Personal information
- Date of birth: 1 February 1965 (age 61)
- Place of birth: Wrexham, Wales
- Position: Defender

Youth career
- Wrexham

Senior career*
- Years: Team / Apps / (Gls)
- 1982—1983: Wrexham / 0 / (0)
- 1984–1985: Oswestry Town
- 1985—1986: Rhyl
- 1986—1991: Savon Pallo
- 1992–1993: PU-62
- 1992–1993: Mold Alexandra / 7 / (1)
- 1993–1996: FC Ilves / 83 / (2)
- 1997: TPV / 18 / (2)
- 1998: TP-55 / 25 / (7)
- 1999: RiPS

= Mark Joseph (footballer) =

Welsh footballer

Mark Joseph (born 1 February 1965) is a Welsh retired footballer who played most of his career in Finland.

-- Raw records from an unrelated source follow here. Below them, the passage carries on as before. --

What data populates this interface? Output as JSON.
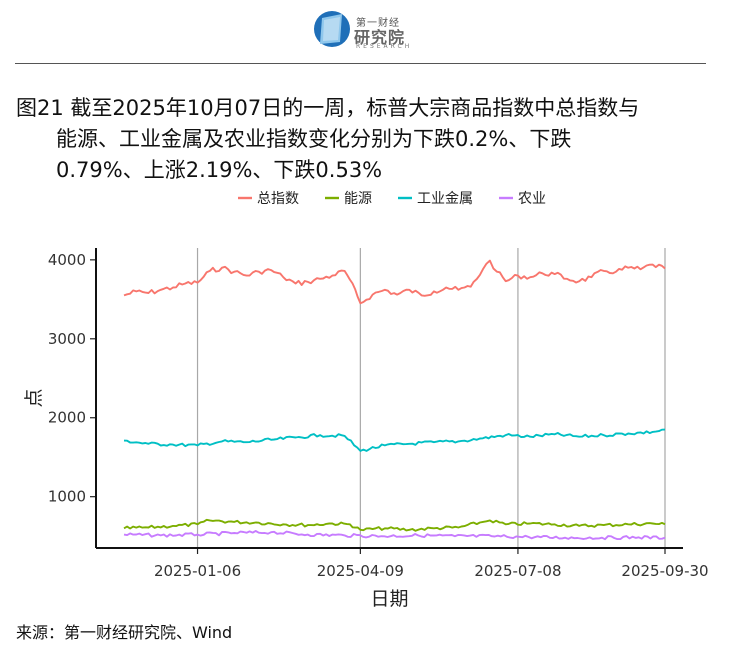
{
  "header": {
    "logo_line1": "第一财经",
    "logo_line2": "研究院",
    "logo_line3": "RESEARCH"
  },
  "title": {
    "line1": "图21  截至2025年10月07日的一周，标普大宗商品指数中总指数与",
    "line2": "能源、工业金属及农业指数变化分别为下跌0.2%、下跌",
    "line3": "0.79%、上涨2.19%、下跌0.53%"
  },
  "source": "来源：第一财经研究院、Wind",
  "chart_data": {
    "type": "line",
    "xlabel": "日期",
    "ylabel": "点",
    "x_ticks": [
      "2025-01-06",
      "2025-04-09",
      "2025-07-08",
      "2025-09-30"
    ],
    "y_ticks": [
      1000,
      2000,
      3000,
      4000
    ],
    "ylim": [
      350,
      4150
    ],
    "x_range": [
      "2024-11-25",
      "2025-09-30"
    ],
    "grid": "vertical lines at x ticks",
    "legend_position": "top",
    "series": [
      {
        "name": "总指数",
        "color": "#F8766D",
        "points": [
          [
            "2024-11-25",
            3550
          ],
          [
            "2024-12-02",
            3600
          ],
          [
            "2024-12-09",
            3580
          ],
          [
            "2024-12-16",
            3620
          ],
          [
            "2024-12-23",
            3650
          ],
          [
            "2024-12-30",
            3700
          ],
          [
            "2025-01-06",
            3710
          ],
          [
            "2025-01-13",
            3860
          ],
          [
            "2025-01-20",
            3900
          ],
          [
            "2025-01-27",
            3850
          ],
          [
            "2025-02-03",
            3800
          ],
          [
            "2025-02-10",
            3850
          ],
          [
            "2025-02-17",
            3870
          ],
          [
            "2025-02-24",
            3780
          ],
          [
            "2025-03-03",
            3700
          ],
          [
            "2025-03-10",
            3720
          ],
          [
            "2025-03-17",
            3760
          ],
          [
            "2025-03-24",
            3800
          ],
          [
            "2025-03-31",
            3860
          ],
          [
            "2025-04-03",
            3750
          ],
          [
            "2025-04-09",
            3450
          ],
          [
            "2025-04-16",
            3560
          ],
          [
            "2025-04-23",
            3620
          ],
          [
            "2025-04-30",
            3560
          ],
          [
            "2025-05-07",
            3620
          ],
          [
            "2025-05-14",
            3550
          ],
          [
            "2025-05-21",
            3600
          ],
          [
            "2025-05-28",
            3650
          ],
          [
            "2025-06-04",
            3620
          ],
          [
            "2025-06-11",
            3660
          ],
          [
            "2025-06-18",
            3880
          ],
          [
            "2025-06-22",
            3990
          ],
          [
            "2025-06-26",
            3850
          ],
          [
            "2025-07-01",
            3730
          ],
          [
            "2025-07-08",
            3800
          ],
          [
            "2025-07-15",
            3780
          ],
          [
            "2025-07-22",
            3830
          ],
          [
            "2025-07-29",
            3820
          ],
          [
            "2025-08-05",
            3760
          ],
          [
            "2025-08-12",
            3730
          ],
          [
            "2025-08-19",
            3780
          ],
          [
            "2025-08-26",
            3860
          ],
          [
            "2025-09-02",
            3850
          ],
          [
            "2025-09-09",
            3900
          ],
          [
            "2025-09-16",
            3880
          ],
          [
            "2025-09-23",
            3940
          ],
          [
            "2025-09-30",
            3890
          ]
        ]
      },
      {
        "name": "能源",
        "color": "#7CAE00",
        "points": [
          [
            "2024-11-25",
            600
          ],
          [
            "2024-12-09",
            610
          ],
          [
            "2024-12-23",
            630
          ],
          [
            "2025-01-06",
            650
          ],
          [
            "2025-01-13",
            700
          ],
          [
            "2025-01-27",
            680
          ],
          [
            "2025-02-10",
            670
          ],
          [
            "2025-02-24",
            650
          ],
          [
            "2025-03-10",
            640
          ],
          [
            "2025-03-24",
            660
          ],
          [
            "2025-04-03",
            650
          ],
          [
            "2025-04-09",
            580
          ],
          [
            "2025-04-23",
            600
          ],
          [
            "2025-05-07",
            580
          ],
          [
            "2025-05-21",
            600
          ],
          [
            "2025-06-04",
            610
          ],
          [
            "2025-06-18",
            680
          ],
          [
            "2025-06-22",
            700
          ],
          [
            "2025-07-01",
            650
          ],
          [
            "2025-07-15",
            660
          ],
          [
            "2025-07-29",
            650
          ],
          [
            "2025-08-12",
            630
          ],
          [
            "2025-08-26",
            640
          ],
          [
            "2025-09-09",
            650
          ],
          [
            "2025-09-23",
            660
          ],
          [
            "2025-09-30",
            650
          ]
        ]
      },
      {
        "name": "工业金属",
        "color": "#00BFC4",
        "points": [
          [
            "2024-11-25",
            1710
          ],
          [
            "2024-12-09",
            1670
          ],
          [
            "2024-12-23",
            1660
          ],
          [
            "2025-01-06",
            1650
          ],
          [
            "2025-01-20",
            1700
          ],
          [
            "2025-02-03",
            1690
          ],
          [
            "2025-02-17",
            1720
          ],
          [
            "2025-03-03",
            1750
          ],
          [
            "2025-03-17",
            1780
          ],
          [
            "2025-03-31",
            1770
          ],
          [
            "2025-04-09",
            1580
          ],
          [
            "2025-04-23",
            1650
          ],
          [
            "2025-05-07",
            1670
          ],
          [
            "2025-05-21",
            1690
          ],
          [
            "2025-06-04",
            1700
          ],
          [
            "2025-06-18",
            1740
          ],
          [
            "2025-07-01",
            1780
          ],
          [
            "2025-07-15",
            1760
          ],
          [
            "2025-07-29",
            1790
          ],
          [
            "2025-08-12",
            1760
          ],
          [
            "2025-08-26",
            1780
          ],
          [
            "2025-09-09",
            1800
          ],
          [
            "2025-09-23",
            1820
          ],
          [
            "2025-09-30",
            1850
          ]
        ]
      },
      {
        "name": "农业",
        "color": "#C77CFF",
        "points": [
          [
            "2024-11-25",
            520
          ],
          [
            "2024-12-16",
            510
          ],
          [
            "2025-01-06",
            520
          ],
          [
            "2025-01-27",
            540
          ],
          [
            "2025-02-17",
            550
          ],
          [
            "2025-03-10",
            520
          ],
          [
            "2025-03-31",
            510
          ],
          [
            "2025-04-21",
            500
          ],
          [
            "2025-05-12",
            510
          ],
          [
            "2025-06-02",
            500
          ],
          [
            "2025-06-23",
            500
          ],
          [
            "2025-07-14",
            490
          ],
          [
            "2025-08-04",
            480
          ],
          [
            "2025-08-25",
            480
          ],
          [
            "2025-09-15",
            485
          ],
          [
            "2025-09-30",
            480
          ]
        ]
      }
    ]
  }
}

Joseph played eight seasons in Finnish lower divisions and was signed by premier division club FC Ilves in 1993. He played four seasons and 83 caps in Veikkausliiga for FC Ilves from 1993 to 1996. Joseph ended his career in second tier clubs TPV, TP-55 and RiPS. He still lives in Finland and runs his own bar in Tampere.